Jasper Rentoy

Albury Wodonga Bandits
- Position: Point guard
- League: NBL1 East

Personal information
- Born: 23 April 2000 (age 25) Sydney, New South Wales, Australia
- Nationality: Australian / Filipino
- Listed height: 180 cm (5 ft 11 in)

Career information
- High school: St. Clair (Sydney, New South Wales)
- Playing career: 2021–present

Career history
- 2021: Penrith Panthers
- 2022: Inner West Bulls
- 2023: Eastern Mavericks
- 2023–2024: Sydney Kings
- 2024: Manawatu Jets
- 2025–: Albury Wodonga Bandits

= Jasper Rentoy =

Filipino-Australian basketball player (born 2000)

Jasper Rentoy (born 23 April 2000) is an Australian-Filipino professional basketball player for the Albury Wodonga Bandits of the NBL1 East.

== Early life and career ==
Rentoy was born and raised in Western Sydney. He grew up attending Sydney Kings holiday camps and began playing competitive basketball at the age of six.

Rentoy attended St. Clair High School in Sydney and played as a youth for the Penrith Panthers. There, he was trained by his father, Arvin Rentoy. As a 15-year-old, he won the New South Wales Basketball Metro League and represented New South Wales in the Australian Junior Championships.

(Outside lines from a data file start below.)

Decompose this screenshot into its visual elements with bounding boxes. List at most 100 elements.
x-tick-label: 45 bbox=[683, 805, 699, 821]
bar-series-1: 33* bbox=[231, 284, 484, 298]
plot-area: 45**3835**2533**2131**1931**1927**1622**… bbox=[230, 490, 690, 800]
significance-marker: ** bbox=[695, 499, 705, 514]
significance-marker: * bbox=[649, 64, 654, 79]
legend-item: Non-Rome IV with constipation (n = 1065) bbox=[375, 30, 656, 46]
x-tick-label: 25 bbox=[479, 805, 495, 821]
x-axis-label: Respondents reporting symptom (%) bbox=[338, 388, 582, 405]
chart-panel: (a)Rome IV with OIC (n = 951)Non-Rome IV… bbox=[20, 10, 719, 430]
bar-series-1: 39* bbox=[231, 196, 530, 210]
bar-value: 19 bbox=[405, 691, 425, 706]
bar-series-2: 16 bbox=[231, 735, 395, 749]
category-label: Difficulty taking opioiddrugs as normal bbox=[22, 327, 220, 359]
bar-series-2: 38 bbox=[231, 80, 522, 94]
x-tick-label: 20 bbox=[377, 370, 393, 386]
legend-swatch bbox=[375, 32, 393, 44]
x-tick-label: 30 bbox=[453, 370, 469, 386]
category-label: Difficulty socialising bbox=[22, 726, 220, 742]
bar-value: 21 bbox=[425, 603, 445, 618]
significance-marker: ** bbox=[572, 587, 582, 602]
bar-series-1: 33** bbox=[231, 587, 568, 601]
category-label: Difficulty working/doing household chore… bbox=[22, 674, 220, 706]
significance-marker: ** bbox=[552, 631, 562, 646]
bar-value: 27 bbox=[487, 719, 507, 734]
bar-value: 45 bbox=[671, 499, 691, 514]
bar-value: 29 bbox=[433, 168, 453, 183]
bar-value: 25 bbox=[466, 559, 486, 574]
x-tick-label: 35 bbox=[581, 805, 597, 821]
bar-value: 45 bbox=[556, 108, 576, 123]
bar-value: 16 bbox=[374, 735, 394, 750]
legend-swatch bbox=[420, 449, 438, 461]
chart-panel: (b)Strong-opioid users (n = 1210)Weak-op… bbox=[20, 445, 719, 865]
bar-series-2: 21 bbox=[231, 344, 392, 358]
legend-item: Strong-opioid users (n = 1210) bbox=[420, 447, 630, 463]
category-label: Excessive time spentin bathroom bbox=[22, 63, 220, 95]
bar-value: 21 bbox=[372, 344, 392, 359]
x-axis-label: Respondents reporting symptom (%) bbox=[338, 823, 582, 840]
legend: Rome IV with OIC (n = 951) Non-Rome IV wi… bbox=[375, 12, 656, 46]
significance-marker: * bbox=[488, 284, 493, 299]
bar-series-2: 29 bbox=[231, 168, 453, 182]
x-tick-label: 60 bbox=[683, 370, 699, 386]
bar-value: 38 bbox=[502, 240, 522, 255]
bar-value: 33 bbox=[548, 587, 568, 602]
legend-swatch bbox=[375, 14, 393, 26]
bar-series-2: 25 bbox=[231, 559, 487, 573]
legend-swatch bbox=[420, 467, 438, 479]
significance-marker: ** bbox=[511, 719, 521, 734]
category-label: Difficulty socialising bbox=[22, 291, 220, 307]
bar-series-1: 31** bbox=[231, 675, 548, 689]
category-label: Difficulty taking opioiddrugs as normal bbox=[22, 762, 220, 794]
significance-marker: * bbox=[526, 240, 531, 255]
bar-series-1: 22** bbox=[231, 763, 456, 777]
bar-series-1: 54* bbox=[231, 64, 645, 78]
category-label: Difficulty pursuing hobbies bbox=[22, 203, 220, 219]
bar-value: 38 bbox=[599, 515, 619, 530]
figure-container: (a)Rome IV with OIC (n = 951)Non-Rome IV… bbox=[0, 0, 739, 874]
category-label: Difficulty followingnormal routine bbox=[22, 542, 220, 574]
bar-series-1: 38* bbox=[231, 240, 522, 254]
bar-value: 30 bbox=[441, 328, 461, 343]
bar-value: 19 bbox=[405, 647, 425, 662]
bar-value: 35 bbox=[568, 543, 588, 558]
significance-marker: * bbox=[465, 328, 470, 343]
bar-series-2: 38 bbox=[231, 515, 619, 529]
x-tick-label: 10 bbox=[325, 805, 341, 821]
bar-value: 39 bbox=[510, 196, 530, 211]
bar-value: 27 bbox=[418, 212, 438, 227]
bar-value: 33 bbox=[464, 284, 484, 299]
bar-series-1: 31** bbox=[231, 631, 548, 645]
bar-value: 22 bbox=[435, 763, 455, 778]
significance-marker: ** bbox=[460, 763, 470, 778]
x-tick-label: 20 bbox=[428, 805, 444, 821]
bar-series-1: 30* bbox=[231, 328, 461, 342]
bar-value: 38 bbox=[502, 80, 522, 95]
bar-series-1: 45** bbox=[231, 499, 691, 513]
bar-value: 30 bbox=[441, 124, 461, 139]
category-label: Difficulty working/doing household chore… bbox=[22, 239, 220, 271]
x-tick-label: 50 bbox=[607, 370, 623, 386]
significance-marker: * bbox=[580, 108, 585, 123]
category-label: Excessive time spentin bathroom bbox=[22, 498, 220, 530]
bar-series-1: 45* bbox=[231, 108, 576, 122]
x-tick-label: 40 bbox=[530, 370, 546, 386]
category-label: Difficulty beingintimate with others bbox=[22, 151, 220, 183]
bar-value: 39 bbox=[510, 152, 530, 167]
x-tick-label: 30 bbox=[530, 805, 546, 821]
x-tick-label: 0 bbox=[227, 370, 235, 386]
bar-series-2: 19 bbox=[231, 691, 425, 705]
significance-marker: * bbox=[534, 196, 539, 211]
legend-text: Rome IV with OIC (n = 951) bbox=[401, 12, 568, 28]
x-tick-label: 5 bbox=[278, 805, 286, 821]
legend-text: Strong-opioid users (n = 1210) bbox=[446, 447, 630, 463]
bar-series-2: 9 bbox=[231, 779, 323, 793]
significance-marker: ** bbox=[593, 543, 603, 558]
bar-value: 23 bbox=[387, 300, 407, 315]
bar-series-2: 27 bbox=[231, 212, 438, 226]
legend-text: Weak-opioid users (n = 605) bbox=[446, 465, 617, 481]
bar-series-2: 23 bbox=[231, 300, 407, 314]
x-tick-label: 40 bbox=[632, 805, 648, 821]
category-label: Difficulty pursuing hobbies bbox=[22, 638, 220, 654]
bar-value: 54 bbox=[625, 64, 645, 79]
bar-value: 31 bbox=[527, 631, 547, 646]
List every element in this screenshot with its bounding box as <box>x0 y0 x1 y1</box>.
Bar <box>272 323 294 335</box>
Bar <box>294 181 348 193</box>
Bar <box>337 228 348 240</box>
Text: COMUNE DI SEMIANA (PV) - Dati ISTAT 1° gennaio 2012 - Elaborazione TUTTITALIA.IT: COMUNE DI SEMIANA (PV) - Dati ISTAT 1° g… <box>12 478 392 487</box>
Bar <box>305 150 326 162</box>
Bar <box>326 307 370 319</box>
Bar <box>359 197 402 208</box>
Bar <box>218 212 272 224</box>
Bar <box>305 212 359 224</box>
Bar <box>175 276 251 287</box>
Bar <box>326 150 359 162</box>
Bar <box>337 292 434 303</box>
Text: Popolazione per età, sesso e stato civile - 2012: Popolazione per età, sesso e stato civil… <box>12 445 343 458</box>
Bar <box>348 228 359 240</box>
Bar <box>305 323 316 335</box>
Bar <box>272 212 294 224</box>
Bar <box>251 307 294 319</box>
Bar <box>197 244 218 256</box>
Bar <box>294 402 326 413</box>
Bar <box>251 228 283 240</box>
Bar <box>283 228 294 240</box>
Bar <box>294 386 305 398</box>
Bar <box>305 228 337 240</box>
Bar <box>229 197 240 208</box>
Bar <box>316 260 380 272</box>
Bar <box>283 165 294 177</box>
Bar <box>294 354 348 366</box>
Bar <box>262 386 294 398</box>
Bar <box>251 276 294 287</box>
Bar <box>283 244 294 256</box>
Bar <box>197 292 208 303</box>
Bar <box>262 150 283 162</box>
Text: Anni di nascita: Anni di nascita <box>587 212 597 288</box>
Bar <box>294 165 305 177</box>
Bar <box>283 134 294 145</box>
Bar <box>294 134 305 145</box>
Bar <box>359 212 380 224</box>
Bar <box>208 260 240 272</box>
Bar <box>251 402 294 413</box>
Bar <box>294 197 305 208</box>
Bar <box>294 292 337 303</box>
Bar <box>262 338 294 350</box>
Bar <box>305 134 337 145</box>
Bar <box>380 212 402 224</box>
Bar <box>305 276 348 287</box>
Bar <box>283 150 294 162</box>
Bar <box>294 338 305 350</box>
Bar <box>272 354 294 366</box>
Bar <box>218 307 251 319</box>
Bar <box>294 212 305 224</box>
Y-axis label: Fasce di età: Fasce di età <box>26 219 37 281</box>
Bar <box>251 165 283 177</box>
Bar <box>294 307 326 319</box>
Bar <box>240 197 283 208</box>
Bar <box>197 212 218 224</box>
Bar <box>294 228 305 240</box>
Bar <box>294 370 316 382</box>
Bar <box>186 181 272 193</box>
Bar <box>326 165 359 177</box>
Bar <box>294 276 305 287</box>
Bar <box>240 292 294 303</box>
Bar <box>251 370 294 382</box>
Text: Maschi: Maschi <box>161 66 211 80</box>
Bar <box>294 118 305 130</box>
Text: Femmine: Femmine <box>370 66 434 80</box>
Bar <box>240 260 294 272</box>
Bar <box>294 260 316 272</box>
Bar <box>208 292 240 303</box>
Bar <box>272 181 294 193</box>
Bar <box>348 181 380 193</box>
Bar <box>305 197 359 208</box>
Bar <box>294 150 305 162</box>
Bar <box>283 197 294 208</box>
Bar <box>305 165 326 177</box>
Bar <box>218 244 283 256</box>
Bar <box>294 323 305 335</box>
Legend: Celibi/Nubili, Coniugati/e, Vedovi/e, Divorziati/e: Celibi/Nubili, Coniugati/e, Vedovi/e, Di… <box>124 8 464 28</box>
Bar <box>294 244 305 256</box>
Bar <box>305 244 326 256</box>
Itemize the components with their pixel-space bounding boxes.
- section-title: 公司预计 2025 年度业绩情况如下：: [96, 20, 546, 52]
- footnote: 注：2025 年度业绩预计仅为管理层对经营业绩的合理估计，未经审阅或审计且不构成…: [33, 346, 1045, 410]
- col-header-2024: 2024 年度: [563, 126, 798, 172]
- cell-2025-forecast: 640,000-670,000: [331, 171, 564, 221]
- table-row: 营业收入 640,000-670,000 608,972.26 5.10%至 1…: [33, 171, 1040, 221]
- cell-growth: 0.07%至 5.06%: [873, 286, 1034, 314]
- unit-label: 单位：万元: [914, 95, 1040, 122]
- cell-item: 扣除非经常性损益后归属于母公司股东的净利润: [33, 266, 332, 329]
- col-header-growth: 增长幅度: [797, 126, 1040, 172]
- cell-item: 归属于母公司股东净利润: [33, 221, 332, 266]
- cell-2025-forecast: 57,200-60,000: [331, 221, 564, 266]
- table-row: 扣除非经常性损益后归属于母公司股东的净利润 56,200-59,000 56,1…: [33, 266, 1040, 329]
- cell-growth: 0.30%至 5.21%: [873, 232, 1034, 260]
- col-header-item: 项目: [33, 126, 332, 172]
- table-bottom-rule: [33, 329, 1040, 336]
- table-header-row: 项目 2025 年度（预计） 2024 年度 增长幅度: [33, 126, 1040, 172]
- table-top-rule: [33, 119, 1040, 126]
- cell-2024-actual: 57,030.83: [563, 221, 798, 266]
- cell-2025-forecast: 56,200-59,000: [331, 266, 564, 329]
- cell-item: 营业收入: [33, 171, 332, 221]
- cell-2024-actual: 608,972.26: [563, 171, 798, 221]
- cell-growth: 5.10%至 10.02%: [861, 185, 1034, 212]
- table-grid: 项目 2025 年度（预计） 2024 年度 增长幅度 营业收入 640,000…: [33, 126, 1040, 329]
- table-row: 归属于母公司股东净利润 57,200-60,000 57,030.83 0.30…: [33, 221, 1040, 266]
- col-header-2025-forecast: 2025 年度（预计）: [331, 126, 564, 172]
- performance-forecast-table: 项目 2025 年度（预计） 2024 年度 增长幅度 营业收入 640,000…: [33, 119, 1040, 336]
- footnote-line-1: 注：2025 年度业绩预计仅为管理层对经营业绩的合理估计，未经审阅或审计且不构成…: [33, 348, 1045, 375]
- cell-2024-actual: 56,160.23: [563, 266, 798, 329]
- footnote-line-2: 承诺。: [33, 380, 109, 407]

In 2017, Rentoy began playing in the NBTC League. In 2018, his team got eliminated by Ateneo de Manila in the Sweet 16. Throughout the tournament, he played through a fractured ankle. He soon committed to the CSB Blazers, but backed out and returned home due to recover from his injury.

The following year, Rentoy joined Homegrown Basketball Australia for another season in the NBTC League. They lost all their games, but he was still able to average 23.7 points on 43-percent shooting from the field, to go with 5.3 rebounds, 3.0 assists, and 2.0 steals. He also got to play in the All-Star Game. He then won the Skills challenge.

With his performance, Rentoy was able to earn an athletic scholarship to the University of the East. However, he didn't get to play for them when the head coach got dismissed.

== Playing career ==
In 2021, Rentoy joined the Penrith Panthers of the Waratah League. In 2022, he joined the Inner West Bulls for the inaugural NBL1 East season. For the 2023 season, he joined the Eastern Mavericks of the NBL1 Central. In his time with the Mavericks, he averaged 12.3 points, 7.7 assists, 4.1 rebounds and 1.2 steals a game.

After trialling with the Adelaide 36ers in June 2023, Rentoy joined the Sydney Kings as a development player for the 2023–24 NBL season.

Rentoy joined the Manawatu Jets of the New Zealand National Basketball League (NZNBL) as an import for the 2024 season. He ruptured a kneecap after five minutes of the first game and missed the rest of the season.

In November 2024, Rentoy signed with the Albury Wodonga Bandits of the NBL1 East for the 2025 season.

== Personal life ==
Rentoy holds both Australian and Philippines passports.